← Back to context

Comment by toast0

14 hours ago

I've only done a little prototyping with it, but io_uring addresses the same issue as DPDK, but in a totally different way. If you want high perf, you want to avoid context switches between userland and kernelland; you have DPDK which brings the NIC buffers into userland and bypasses the kernel, you have things like sendfile and kTLS which lets the kernel do most of the work and bypasses userland; and you have io_uring which lets you do the same syscalls as you're doing now, but a) in a batch format, b) also in a continuous form with a submission queue thing. I think it's easier to reach for io_uring than DPDK, but it might not get you as far as DPDK; you're still communicating between kernel and userland, but it's better than normal syscalls.

> Can you get similar performance with QUIC?

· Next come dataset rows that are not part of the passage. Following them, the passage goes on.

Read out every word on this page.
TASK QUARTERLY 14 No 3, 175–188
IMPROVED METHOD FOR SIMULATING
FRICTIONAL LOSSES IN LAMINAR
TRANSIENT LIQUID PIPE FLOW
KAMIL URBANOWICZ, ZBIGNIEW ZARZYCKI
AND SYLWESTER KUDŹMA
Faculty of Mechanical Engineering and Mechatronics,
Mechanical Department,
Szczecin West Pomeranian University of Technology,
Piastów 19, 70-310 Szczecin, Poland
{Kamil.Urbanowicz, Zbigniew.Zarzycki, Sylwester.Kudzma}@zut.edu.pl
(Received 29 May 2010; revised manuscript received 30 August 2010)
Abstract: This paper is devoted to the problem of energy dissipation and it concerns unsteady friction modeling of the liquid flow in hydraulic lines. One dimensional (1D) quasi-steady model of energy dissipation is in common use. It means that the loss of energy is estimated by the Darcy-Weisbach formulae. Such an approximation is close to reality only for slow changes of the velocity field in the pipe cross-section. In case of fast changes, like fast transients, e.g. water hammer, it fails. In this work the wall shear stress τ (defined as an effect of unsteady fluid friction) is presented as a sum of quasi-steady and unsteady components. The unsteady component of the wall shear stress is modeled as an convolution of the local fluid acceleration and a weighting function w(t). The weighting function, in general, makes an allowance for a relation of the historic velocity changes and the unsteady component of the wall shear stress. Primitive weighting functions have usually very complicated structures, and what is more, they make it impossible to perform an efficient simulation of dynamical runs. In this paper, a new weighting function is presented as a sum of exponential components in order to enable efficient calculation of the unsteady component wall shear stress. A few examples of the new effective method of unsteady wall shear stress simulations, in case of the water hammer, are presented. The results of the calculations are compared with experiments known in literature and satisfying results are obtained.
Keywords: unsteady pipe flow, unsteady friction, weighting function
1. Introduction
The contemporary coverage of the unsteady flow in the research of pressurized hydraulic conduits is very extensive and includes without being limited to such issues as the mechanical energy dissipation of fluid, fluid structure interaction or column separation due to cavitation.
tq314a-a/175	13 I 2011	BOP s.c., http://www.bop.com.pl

I don't know that I've seen benchmarks, but I'd be surprised if you can get similar performance with QUIC. TCP has decades of optimization that you can lean on, UDP for bulk transfer really doesn't. For a lot of applications, server performance from QUIC vs TCP+TLS isn't a big deal, because you'll spend much more server performance on computing what to send than on sending it... For static file serving, I'd be surprised if QUIC is actually competitive, but it still might not be a big deal if your server is overpowered and can hit the NIC limits with either.

It is fairly straightforward to implement QUIC transport at ~100 Gb/s per core without encryption which is comparable or better than TCP. With encryption, every protocol will bottleneck on the encryption and only get a mere 40-50 Gb/s per core unless you have dedicated crypto offload hardware.

However, the highest performance public QUIC implementation benchmarks only get ~10 Gb/s per core. It is unclear to me if this is due to slow QUIC implementations or poor UDP stacks with inadequate buffering and processing.